Paul è un bambino che vive insieme al papà e alla sorella Laura in una città non ben definita: una città come tante, né troppo grande né troppo piccola; una città dove è possibile girovagare da soli e dove i ragazzi più grandi si trovano, la notte, ai margini del bosco; dove i palazzi sembrano disabitati ma senza inquietudine, solo a rendere palpabile la solitudine dell’esistenza delle persone.
La storia de La radura di Antonia Kühn inizia con un ricordo e non è un caso: c’è infatti un ricordo che aleggia, un ricordo che si intuisce essere denso e pesante ma che non si conosce per intero; un non detto che da subito guida lo sviluppo del racconto e che si svelerà piano piano, accompagnando il lettore attraverso tutti i disegni.
Ciascuno dei tre personaggi, Paul, Laura e il padre, è avvolto da una propria personale solitudine, un sentimento palpabile che si esprime attraverso lo snocciolarsi delle loro azioni quotidiane, semplici ma intensamente narrative.
Paul, che trascorre una normalità fatta di scuola e casa, è spesso da solo: cucina, studia, passa il tempo nella stanza di Laura o del padre, sospeso in un silenzio nel quale affiorano i ricordi vividi di un passato felice che lui non ha ancora compreso appieno.

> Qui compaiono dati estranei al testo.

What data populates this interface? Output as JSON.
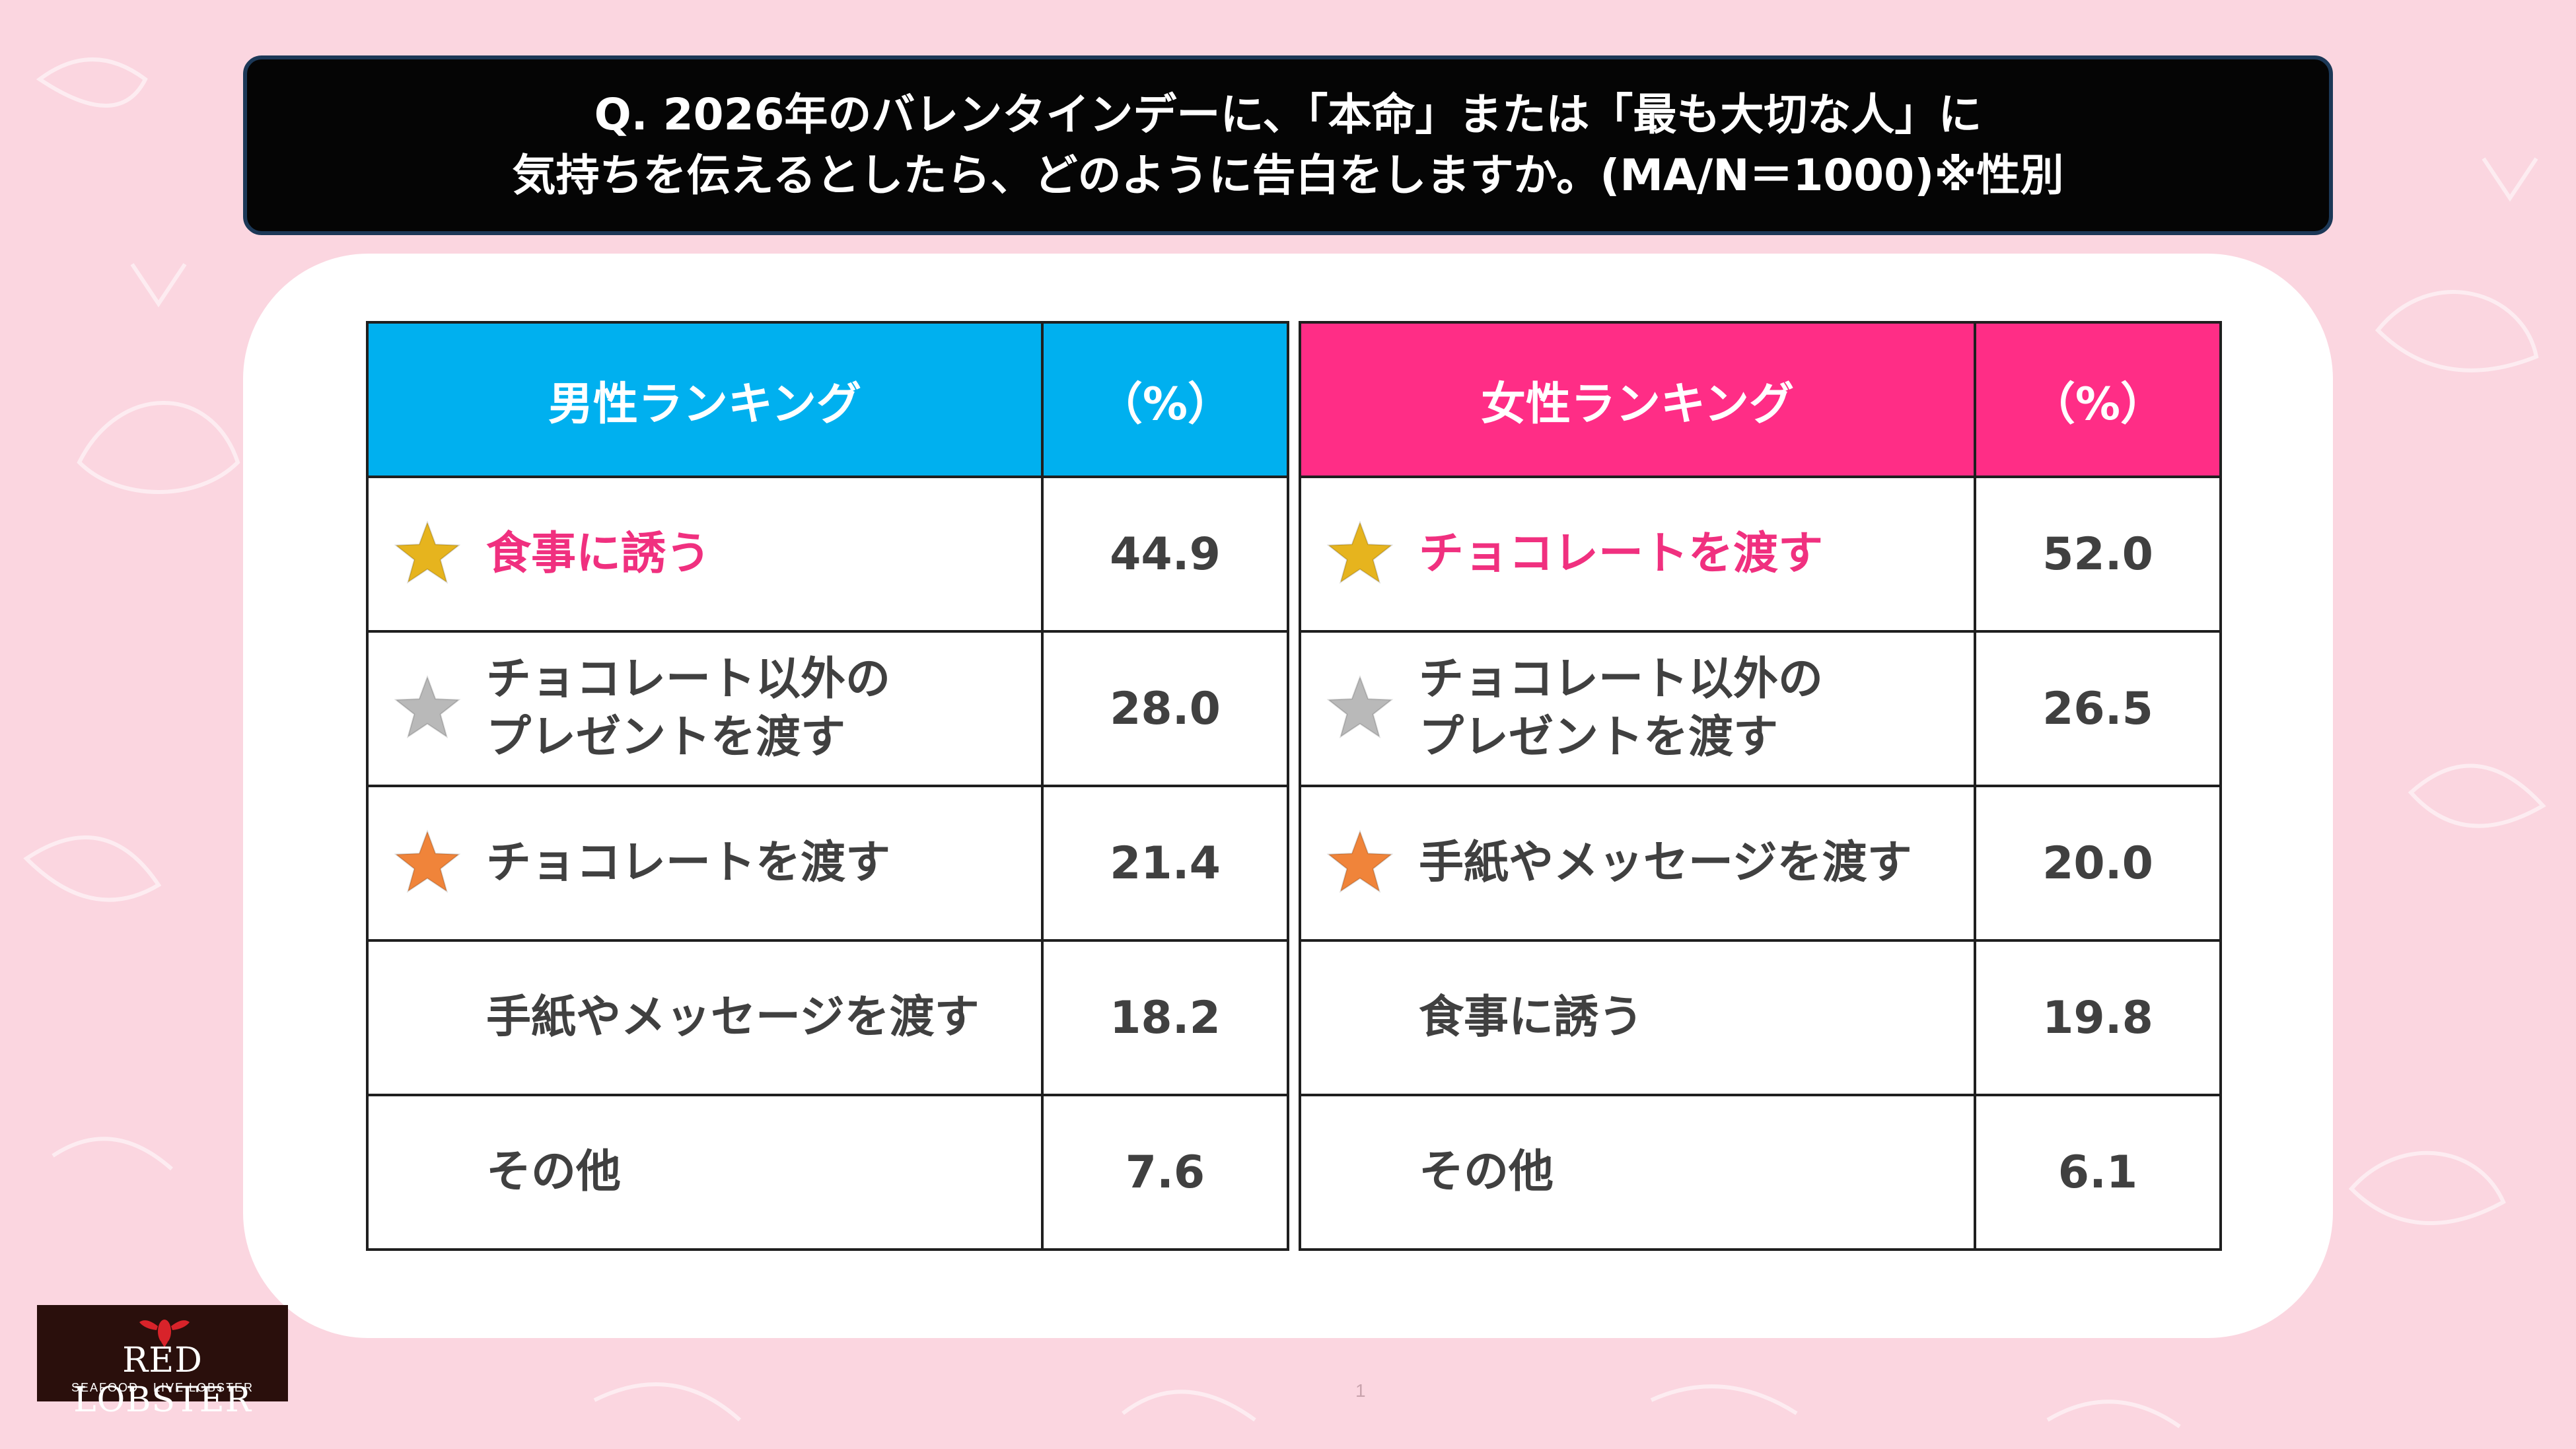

Laura, invece, adolescente inquieta, non è mai a casa: esce spesso, non torna la notte e cerca una ribellione alla sua sofferenza di adolescente, profonda e radicata, buia come solo quell’età sa essere. Laura conosce il senso del segreto e proprio per questo ne soffre più di Paul: sa cosa è successo, ne porta il peso ma non riesce ad accettarlo. Per lei è più semplice fuggire piuttosto che restare. Allontana volontariamente Paul nel tentativo di lasciarsi alle spalle il dolore ma non ci riesce: anche quando i due si accapigliano è evidente che si vogliano bene e, quando alla fine della storia, un episodio li riporterà indietro nel loro vissuto, ritroveranno il reciproco affetto attorno al quale ricostruire un nuovo capitolo della loro vita.
Tra queste due giovani figure, in bilico si muove il padre, circondato dal suo dolore composto, fragile nel tentativo di proteggere i figli e di stringerli a sé ma incapace di trovare un linguaggio per comunicare. Una solitudine amara ed adulta che troverà un senso solo quando potrà stringersi, finalmente, attorno ai figli.

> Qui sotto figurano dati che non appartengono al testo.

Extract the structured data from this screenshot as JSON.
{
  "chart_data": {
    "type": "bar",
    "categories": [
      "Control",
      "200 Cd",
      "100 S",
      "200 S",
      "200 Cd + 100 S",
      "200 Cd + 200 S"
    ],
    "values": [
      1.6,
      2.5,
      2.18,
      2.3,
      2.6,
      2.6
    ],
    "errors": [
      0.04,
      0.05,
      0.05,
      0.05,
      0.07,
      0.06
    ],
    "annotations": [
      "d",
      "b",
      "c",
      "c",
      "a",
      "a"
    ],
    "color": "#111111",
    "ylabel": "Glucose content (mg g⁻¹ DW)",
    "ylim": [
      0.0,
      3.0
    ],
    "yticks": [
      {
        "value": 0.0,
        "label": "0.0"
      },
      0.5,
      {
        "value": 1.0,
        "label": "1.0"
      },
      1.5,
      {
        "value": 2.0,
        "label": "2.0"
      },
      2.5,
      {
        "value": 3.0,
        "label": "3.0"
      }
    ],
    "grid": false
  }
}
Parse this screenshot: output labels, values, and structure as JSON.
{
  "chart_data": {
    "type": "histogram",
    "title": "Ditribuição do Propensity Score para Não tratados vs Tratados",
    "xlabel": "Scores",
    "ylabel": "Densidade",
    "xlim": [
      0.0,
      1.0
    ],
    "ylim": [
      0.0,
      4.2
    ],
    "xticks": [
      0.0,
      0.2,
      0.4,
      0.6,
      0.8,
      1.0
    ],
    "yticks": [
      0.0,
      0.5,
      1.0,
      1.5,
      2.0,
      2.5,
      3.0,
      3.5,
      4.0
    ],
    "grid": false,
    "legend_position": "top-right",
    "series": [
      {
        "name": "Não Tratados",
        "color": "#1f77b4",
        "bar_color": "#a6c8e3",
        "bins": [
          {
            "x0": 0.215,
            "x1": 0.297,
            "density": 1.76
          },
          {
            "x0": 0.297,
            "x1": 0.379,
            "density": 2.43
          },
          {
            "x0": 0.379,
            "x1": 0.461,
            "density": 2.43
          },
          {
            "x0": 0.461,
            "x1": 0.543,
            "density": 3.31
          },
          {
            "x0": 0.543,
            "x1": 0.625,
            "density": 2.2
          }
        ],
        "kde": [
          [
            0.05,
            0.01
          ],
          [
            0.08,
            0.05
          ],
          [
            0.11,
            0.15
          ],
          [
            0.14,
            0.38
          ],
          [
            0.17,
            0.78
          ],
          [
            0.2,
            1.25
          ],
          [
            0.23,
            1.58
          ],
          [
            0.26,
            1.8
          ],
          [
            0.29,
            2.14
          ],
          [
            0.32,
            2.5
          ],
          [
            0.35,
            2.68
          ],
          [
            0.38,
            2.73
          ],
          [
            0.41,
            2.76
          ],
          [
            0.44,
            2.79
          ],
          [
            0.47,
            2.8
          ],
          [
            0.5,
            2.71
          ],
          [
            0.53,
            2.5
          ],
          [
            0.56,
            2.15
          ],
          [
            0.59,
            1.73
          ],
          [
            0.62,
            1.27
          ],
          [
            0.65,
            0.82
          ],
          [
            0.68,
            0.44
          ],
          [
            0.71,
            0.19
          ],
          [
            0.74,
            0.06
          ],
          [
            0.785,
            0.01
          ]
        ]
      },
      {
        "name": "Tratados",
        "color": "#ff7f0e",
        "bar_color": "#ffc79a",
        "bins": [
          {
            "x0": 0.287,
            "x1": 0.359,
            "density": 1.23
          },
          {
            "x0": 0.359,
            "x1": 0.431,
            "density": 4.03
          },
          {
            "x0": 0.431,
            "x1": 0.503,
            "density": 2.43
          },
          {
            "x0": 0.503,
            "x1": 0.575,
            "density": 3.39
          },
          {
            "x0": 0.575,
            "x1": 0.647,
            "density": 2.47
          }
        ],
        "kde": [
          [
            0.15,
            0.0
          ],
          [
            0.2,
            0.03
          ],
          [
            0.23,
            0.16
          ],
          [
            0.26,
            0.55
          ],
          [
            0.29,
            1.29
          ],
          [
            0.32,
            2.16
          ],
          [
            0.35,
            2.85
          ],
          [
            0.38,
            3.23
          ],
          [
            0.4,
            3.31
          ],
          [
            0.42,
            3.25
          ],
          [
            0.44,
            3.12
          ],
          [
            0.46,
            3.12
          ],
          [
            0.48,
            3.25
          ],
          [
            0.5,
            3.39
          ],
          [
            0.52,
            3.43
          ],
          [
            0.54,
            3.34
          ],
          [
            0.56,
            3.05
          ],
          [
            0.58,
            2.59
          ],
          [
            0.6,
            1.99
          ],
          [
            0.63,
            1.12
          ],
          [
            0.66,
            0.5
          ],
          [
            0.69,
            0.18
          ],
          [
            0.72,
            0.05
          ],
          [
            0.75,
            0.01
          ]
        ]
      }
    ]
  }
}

Tre figure, tre vite intrecciate ma distanti che sapranno alla fine riunirsi intorno al loro doloroso fardello.
Una piccola storia intima, raccontata con dolcezza da una serie molto bella di disegni minimali ed evocativi, in bianco e nero. Un racconto dove la solitudine è palpabile, incarnata dai pochissimi dialoghi, che metta in scena senza fronzoli un dolore importante.
La narrazione si sposta tra il presente ed un passato evidentemente felice che coinvolge tutta la famiglia: un passato filtrato quasi sempre attraverso gli occhi di Paul che non ne fornisce alcuna interpretazione e lascia sospeso il lettore fino alla fine.
Un racconto che riesce a ricomporre tanti frammenti in un unico, salvifico abbraccio.